South Carolina always had the potential to restart the Republican nomination contest and it did. Newt Gingrich going away win of 12 points ended Romney’s inevitability and shifted the momentum going into the February 21 Florida primary.
Mitt Romney had a 20-point head start in Florida on Monday, January 17, but the momentum is with Gingrich, and Romney is now 9 points down (Jan. 23).
Florida, with 2 million Republican voters, has a track record of supporting more moderate candidates than South Carolina. In the 2008 Republican primary, Florida gave McCain a 36 percent win, followed by moderates Romney (31%) and Rudolph Giuliani (15%).
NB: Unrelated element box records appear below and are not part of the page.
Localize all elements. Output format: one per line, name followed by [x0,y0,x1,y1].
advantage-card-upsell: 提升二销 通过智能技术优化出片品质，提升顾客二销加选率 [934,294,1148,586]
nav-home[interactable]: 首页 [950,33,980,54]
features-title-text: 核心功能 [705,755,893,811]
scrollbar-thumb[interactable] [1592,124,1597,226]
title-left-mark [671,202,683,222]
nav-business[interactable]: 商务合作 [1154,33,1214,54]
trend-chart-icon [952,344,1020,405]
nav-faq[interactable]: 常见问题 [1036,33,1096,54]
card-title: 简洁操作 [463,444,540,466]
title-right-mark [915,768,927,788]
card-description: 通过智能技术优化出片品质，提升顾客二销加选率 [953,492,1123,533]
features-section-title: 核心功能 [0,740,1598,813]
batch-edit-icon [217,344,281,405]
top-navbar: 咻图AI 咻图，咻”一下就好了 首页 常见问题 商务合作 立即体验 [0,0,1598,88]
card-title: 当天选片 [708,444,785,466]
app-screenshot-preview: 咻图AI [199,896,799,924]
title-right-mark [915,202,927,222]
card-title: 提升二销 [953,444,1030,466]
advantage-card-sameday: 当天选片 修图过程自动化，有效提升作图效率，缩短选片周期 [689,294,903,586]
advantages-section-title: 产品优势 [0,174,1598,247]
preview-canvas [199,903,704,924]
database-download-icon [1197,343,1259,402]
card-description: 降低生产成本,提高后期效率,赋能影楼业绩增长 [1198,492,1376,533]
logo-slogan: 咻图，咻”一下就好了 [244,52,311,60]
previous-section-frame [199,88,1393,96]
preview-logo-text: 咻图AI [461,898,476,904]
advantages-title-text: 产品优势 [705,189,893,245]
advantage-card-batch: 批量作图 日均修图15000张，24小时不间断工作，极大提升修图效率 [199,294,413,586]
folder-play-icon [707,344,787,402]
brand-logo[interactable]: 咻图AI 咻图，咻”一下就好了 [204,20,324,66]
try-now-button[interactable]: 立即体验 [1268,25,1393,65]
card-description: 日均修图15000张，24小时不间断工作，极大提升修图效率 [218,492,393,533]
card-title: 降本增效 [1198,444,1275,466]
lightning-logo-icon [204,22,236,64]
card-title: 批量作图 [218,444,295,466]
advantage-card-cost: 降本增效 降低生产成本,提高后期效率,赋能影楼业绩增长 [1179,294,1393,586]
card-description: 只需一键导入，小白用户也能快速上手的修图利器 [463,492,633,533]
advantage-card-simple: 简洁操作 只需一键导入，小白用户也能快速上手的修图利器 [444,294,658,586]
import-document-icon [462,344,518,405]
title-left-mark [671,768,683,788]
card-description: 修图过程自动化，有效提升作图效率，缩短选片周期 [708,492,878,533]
The conservative Huckabee came in fourth with 13 percent of the vote.
Gingrich had a great week before South Carolina’s Saturday primary with two solid debate performances. His aggressive, but effective, attacks both shifted already engaged South Carolina voters and added more than 100,000 new voters. They came to believe that he was the person best able to beat President Obama, a position Romney held through the first two contests. And, Romney had a terrible week with the recount results in Iowa and his poor defense of this personal taxes and Bain Capital’s track record. Gingrich also became the primary conservative candidate as Rick Perry dropped out and joined Sarah Palin in endorsing him.
But, the real problem for Romney, which this primary exposed, is that he has yet to connect with the bulk of Republican voters, leaving him highly vulnerable to a surge as demonstrated by Rick Santorum at the end in Iowa and Gingrich in South Carolina.